Figure 2

Calcification potential of human synovial and bone marrow MSCs cultured with autologous human serum or FBS. Human serum with heat-inactivation and FBS without heat-inactivation were used for further analyses. Synovial and bone marrow MSCs precultured with autologous human or FBS at passage 0 were replated at 100 cells in 150-cm² dishes. These cells were cultured in the medium containing the same serum used at passage 0 for 14 days to form cell colonies. Then, the medium was switched into calcification medium containing the same serum used at passage 0 and cultured for an additional 21 days. The dishes were stained with Alizarin Red for calcification. (A) Microscopic features of Alizarin Red-positive calcium nodule. Bar 100 μm. (B) Calcified cell colonies stained with Alizarin Red. Bar 5 cm. (C) Total cell colonies. The same dishes shown in (B) were stained with Crystal Violet. (D) Alizarin Red-positive colony forming efficiency of synovial MSCs (%). The ratio of Alizarin Red positive colony number to the total colony number was calculated (n = 3). Average value with standard deviation from 4 donors is shown respectively. (E) Alkaline phosphatase activity.
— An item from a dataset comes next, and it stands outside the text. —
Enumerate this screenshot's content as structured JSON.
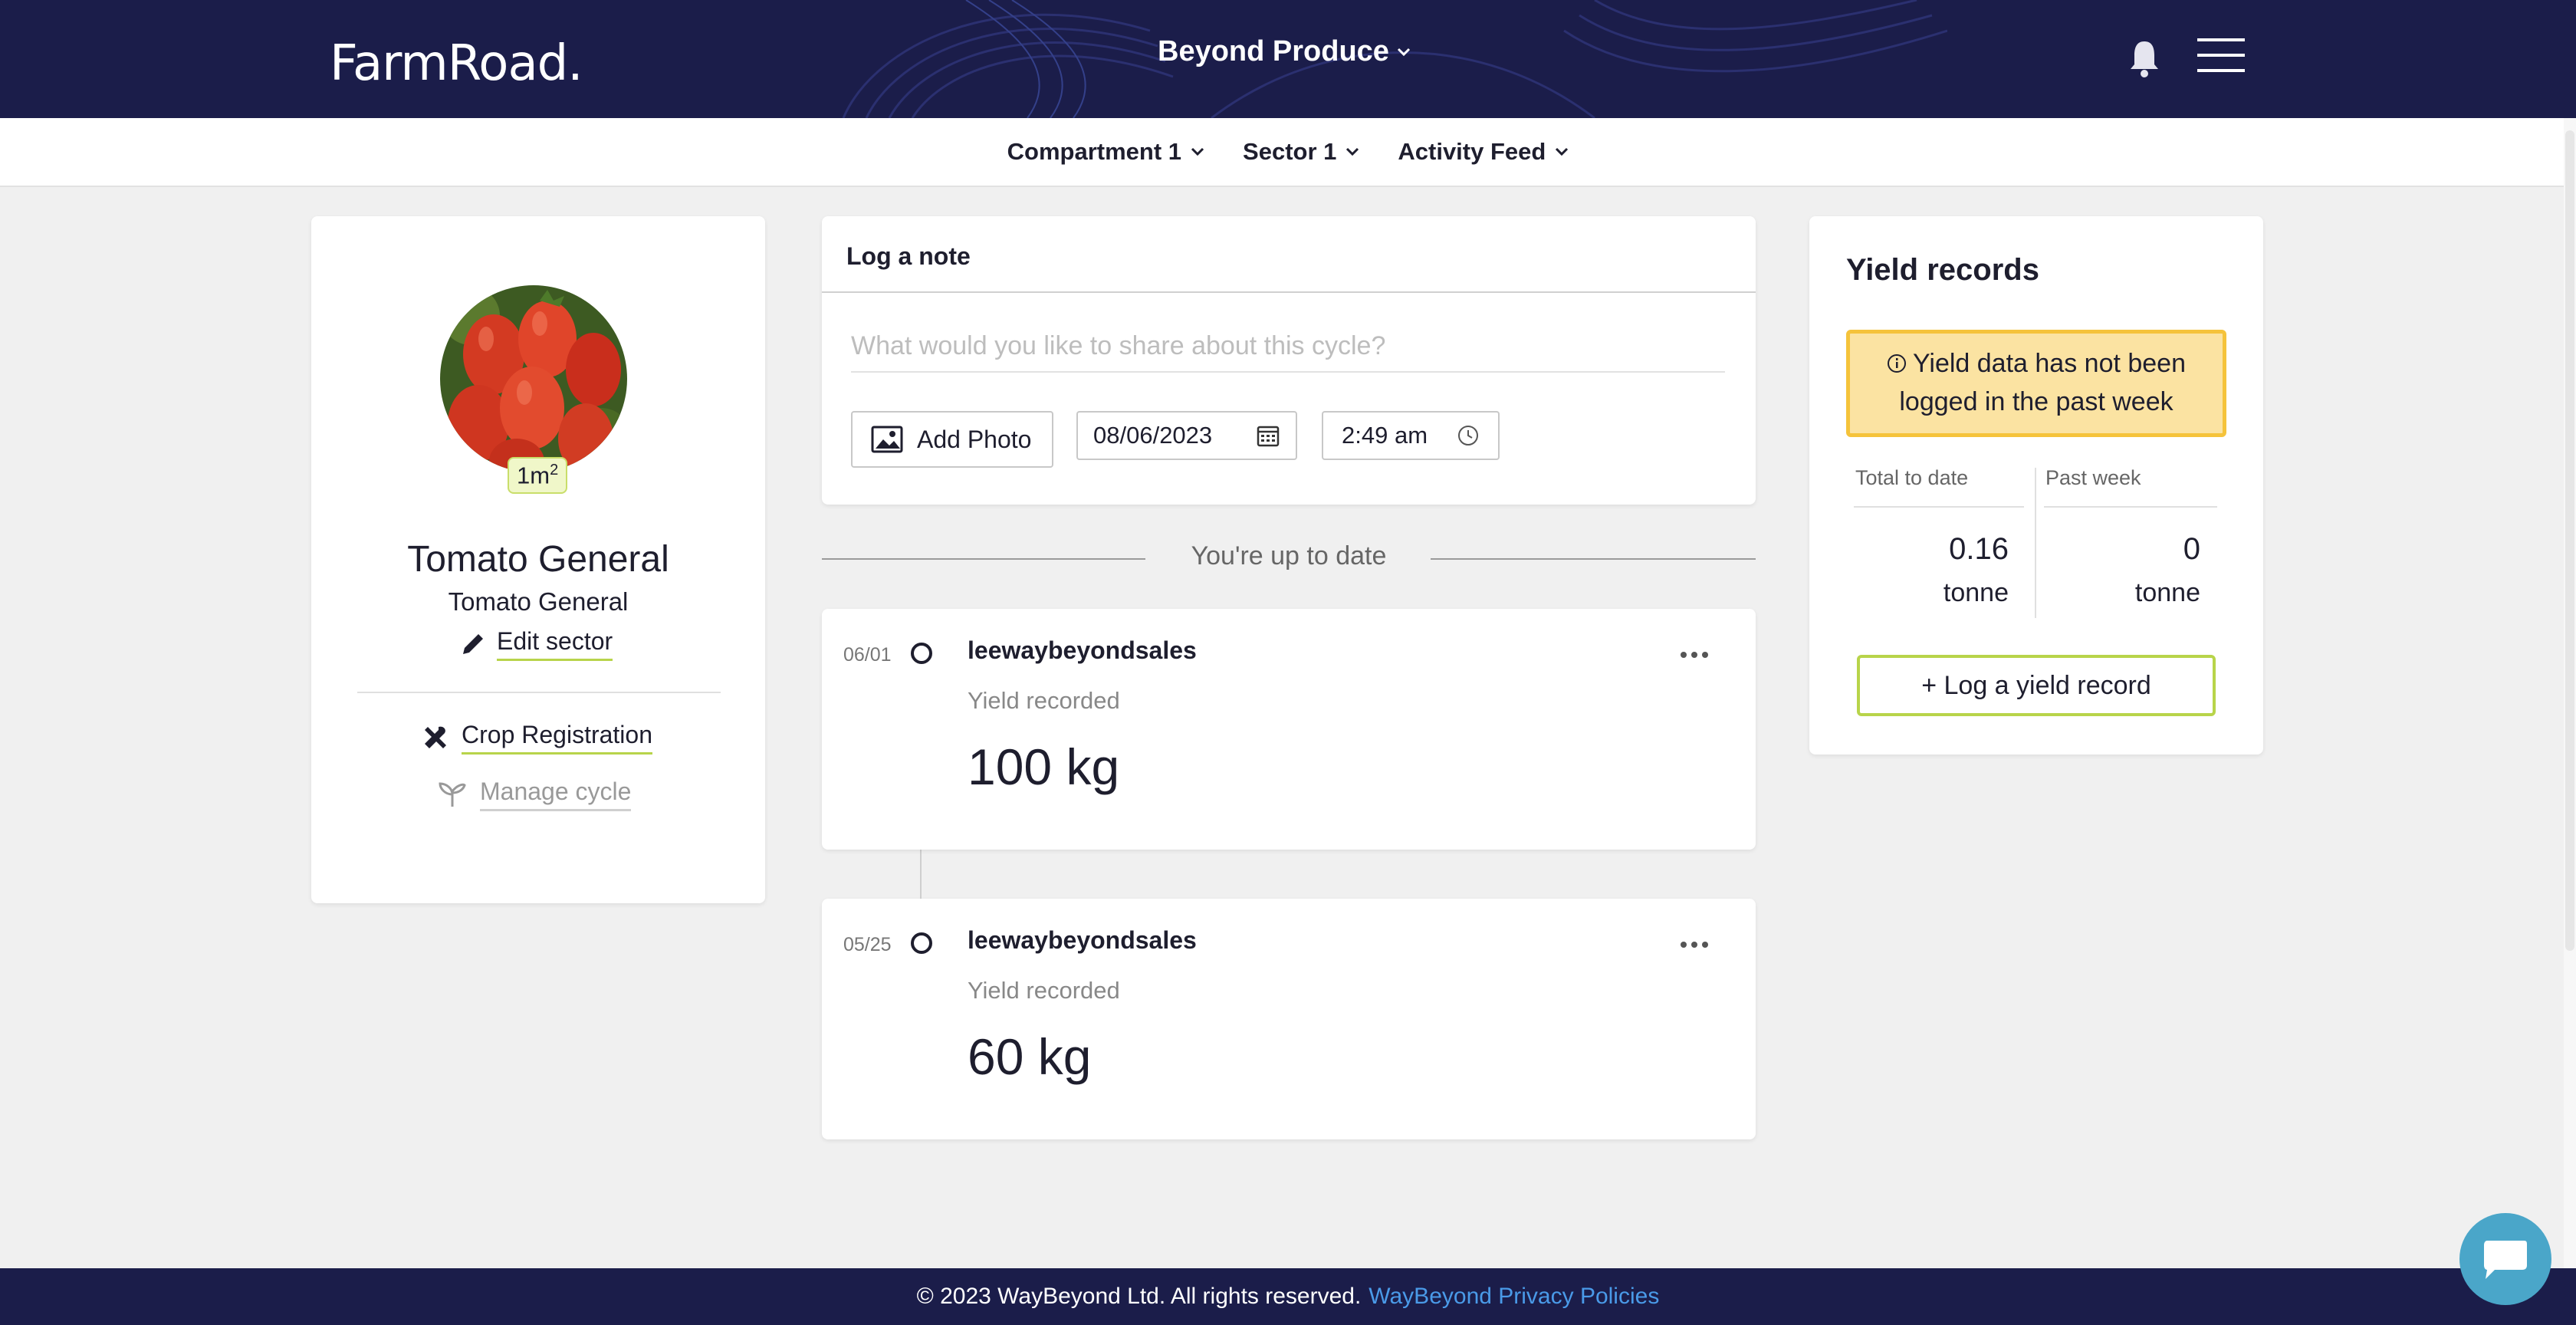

Synovial or bone marrow MSCs at passage 0 were replated at 5000 cells/cm² and cultured in the absence or presence of calcification medium with autologous human serum or FBS for 10 days. Average value with standard deviation is shown (n = 3). (*P < 0.01 vs. control, **P < 0.05 vs. FBS) (F) Reverse-transcription-PCR analysis for osteocalcin. Synovial or bone marrow MSCs at passage 1 were replated at 5000 cells/cm² and cultured in the absence or presence of calcification medium with autologous human serum or FBS for 21 days.